With developments in the field of IoT and big data analytics, a large amount of data is available to feed AI algorithms to monitor power electronics in various phases of their life cycle. The increasing volume of data lays a solid foundation for the development of AI in power electronics.
With the invention of mercury-arc valves in the early 1900s, power electronics was considered to be a revolution in itself because of the numerous applications it could serve in the industry. With the introduction of semiconductor devices like bipolar junction transistors, the market segment witnessed improved power efficiency and enhanced performance along with reduced manufacturing costs for power-electronic systems. Slowly, there have been technological advancements in semiconductor-based power devices with the integration of artificial intelligence in the complete power-electronic system.
Be it generation or transmission, power electronics are present in almost every industrial automation application. Renewable energy generation, high-voltage direct-current power transmission, flexible AC transmission systems, electric vehicles, and microgrids are some of the widespread applications possible because of semiconductor-based power devices. But as the industry evolves, the need for more efficient manufacturing, control, and maintenance of these components has increased. Semiconductor-based power devices are high-frequency devices operating at high switching frequencies; hence, control of these devices is a cumbersome task. One such example are silicon carbide–based JFETs and MOSFETs. AI has proven to be an efficient approach to designing, controlling, and maintaining power-electronic devices with utmost efficiency.
Intelligence is no longer a human trait. With Industry 3.0 leaving a dire need for automation and intelligent systems, AI and machine learning have become the foundation of Industry 4.0. The aim of AI is to facilitate machines to demonstrate human-like thinking and intelligence without getting tired like humans. AI finds applications in fields like facial recognition, autonomous vehicles, speech recognition, chatbots, and more.
Due to specific challenges like high tuning speed and high sensitivity in condition monitoring, AI has specific implementation advantages in power electronics. AI has applications in three life-cycle phases for power electronics: design, control, and maintenance.

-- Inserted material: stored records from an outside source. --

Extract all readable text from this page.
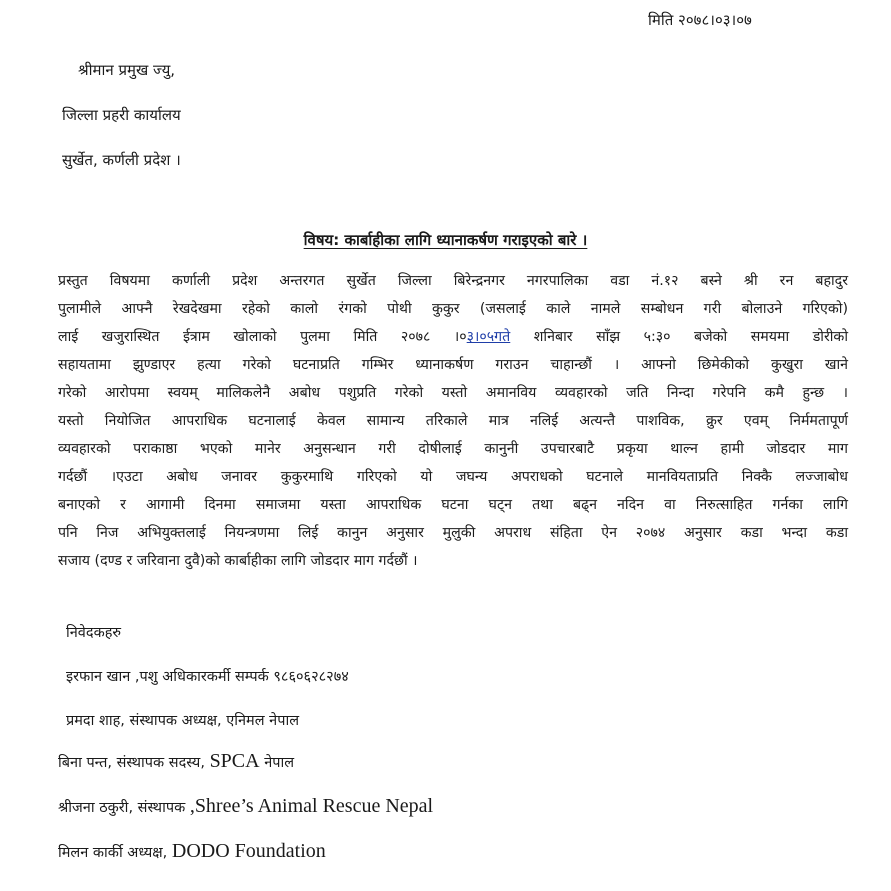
मिति २०७८।०३।०७
श्रीमान प्रमुख ज्यु,
जिल्ला प्रहरी कार्यालय
सुर्खेत, कर्णली प्रदेश ।
विषय: कार्बाहीका लागि ध्यानाकर्षण गराइएको बारे ।
प्रस्तुत विषयमा कर्णाली प्रदेश अन्तरगत सुर्खेत जिल्ला बिरेन्द्रनगर नगरपालिका वडा नं.१२ बस्ने श्री रन बहादुर
पुलामीले आफ्नै रेखदेखमा रहेको कालो रंगको पोथी कुकुर (जसलाई काले नामले सम्बोधन गरी बोलाउने गरिएको)
लाई खजुरास्थित ईत्राम खोलाको पुलमा मिति २०७८ ।०३।०५गते शनिबार साँझ ५:३० बजेको समयमा डोरीको
सहायतामा झुण्डाएर हत्या गरेको घटनाप्रति गम्भिर ध्यानाकर्षण गराउन चाहान्छौं । आफ्नो छिमेकीको कुखुरा खाने
गरेको आरोपमा स्वयम् मालिकलेनै अबोध पशुप्रति गरेको यस्तो अमानविय व्यवहारको जति निन्दा गरेपनि कमै हुन्छ ।
यस्तो नियोजित आपराधिक घटनालाई केवल सामान्य तरिकाले मात्र नलिई अत्यन्तै पाशविक, क्रुर एवम् निर्ममतापूर्ण
व्यवहारको पराकाष्ठा भएको मानेर अनुसन्धान गरी दोषीलाई कानुनी उपचारबाटै प्रकृया थाल्न हामी जोडदार माग
गर्दछौं ।एउटा अबोध जनावर कुकुरमाथि गरिएको यो जघन्य अपराधको घटनाले मानवियताप्रति निक्कै लज्जाबोध
बनाएको र आगामी दिनमा समाजमा यस्ता आपराधिक घटना घट्न तथा बढ्न नदिन वा निरुत्साहित गर्नका लागि
पनि निज अभियुक्तलाई नियन्त्रणमा लिई कानुन अनुसार मुलुकी अपराध संहिता ऐन २०७४ अनुसार कडा भन्दा कडा
सजाय (दण्ड र जरिवाना दुवै)को कार्बाहीका लागि जोडदार माग गर्दछौं ।
निवेदकहरु
इरफान खान ,पशु अधिकारकर्मी सम्पर्क ९८६०६२८२७४
प्रमदा शाह, संस्थापक अध्यक्ष, एनिमल नेपाल
बिना पन्त, संस्थापक सदस्य, SPCA नेपाल
श्रीजना ठकुरी, संस्थापक ,Shree’s Animal Rescue Nepal
मिलन कार्की अध्यक्ष, DODO Foundation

With developments in the field of IoT and big data analytics, a large amount of data is available to feed AI algorithms to monitor power electronics in various phases of their life cycle. The increasing volume of data lays a solid foundation for the development of AI in power electronics. AI is able to exploit data to improve product competitiveness by global design optimization, intelligent control, and system health status estimation. As a result, research in power electronics can be conducted from a data-driven perspective, which is beneficial, especially in complex and challenging use cases.
Function and methods of AI in power electronics

The application of AI in power electronics is most significant during the control phase, followed by the maintenance phase, and is least impactful during the design phase. The AI functions used can be primarily categorized as optimization, classification, regression, and data structure exploration. However, the majority of the tasks are regression and optimization.
The widely used AI methods in power electronics can be generally categorized as expert systems, fuzzy logic, metaheuristic methods, and machine learning. ML forms the majority in the case of power-electronic applications. For application in power electronics, ML is further classified as supervised learning, unsupervised learning, and reinforced learning.
Today, the application of both expert systems and fuzzy logic is moderate, especially for expert systems, as with the development of more powerful computing machines, more sophisticated AI tools are taken into practice. Metaheuristic methods are continuously evolving and applied to power electronics. They are used for a complete task or jointly with other ML methods. Reinforcement learning is the latest frontier of the ML methods applied to power electronics, facilitated by the rapid development of computing hardware.

Future scope of AI in power electronics
Although there has been a lot of surveys and research on the potential application of AI in power electronics, it has not yet achieved the potential it claims to have. Deeper investigations and research are necessary to utilize the complete power of the data to train models for AI.
There are different reasons why industries hesitate to implement AI, including:
- Implementation complexity
- Doubt about algorithm robustness and accuracy
- Extra hardware cost
- Huge computational energy consumption
Another bottleneck in the implementation of AI in power electronics is the lack of availability of extensive datasets to train models. Making these datasets is a resource-consuming task, and when it comes to safety-critical tasks, the available data is even less. Thus, it is necessary to develop a data-light AI solution that can provide desired solutions with less training data.
There is also a pressing need to make explainable AI algorithms that can convince practitioners to implement them in safety-critical applications. Understanding how the model works would help improve upon its features for the desired implementation. With the world gearing up for Industry 4.0, AI and ML have proven to be its foundation. Power electronics and AI are two very strong pieces of technology that could bring forward a revolution. Although there are bottlenecks to implementing AI with power electronics, with extensive research, it should not be a far-fetched dream.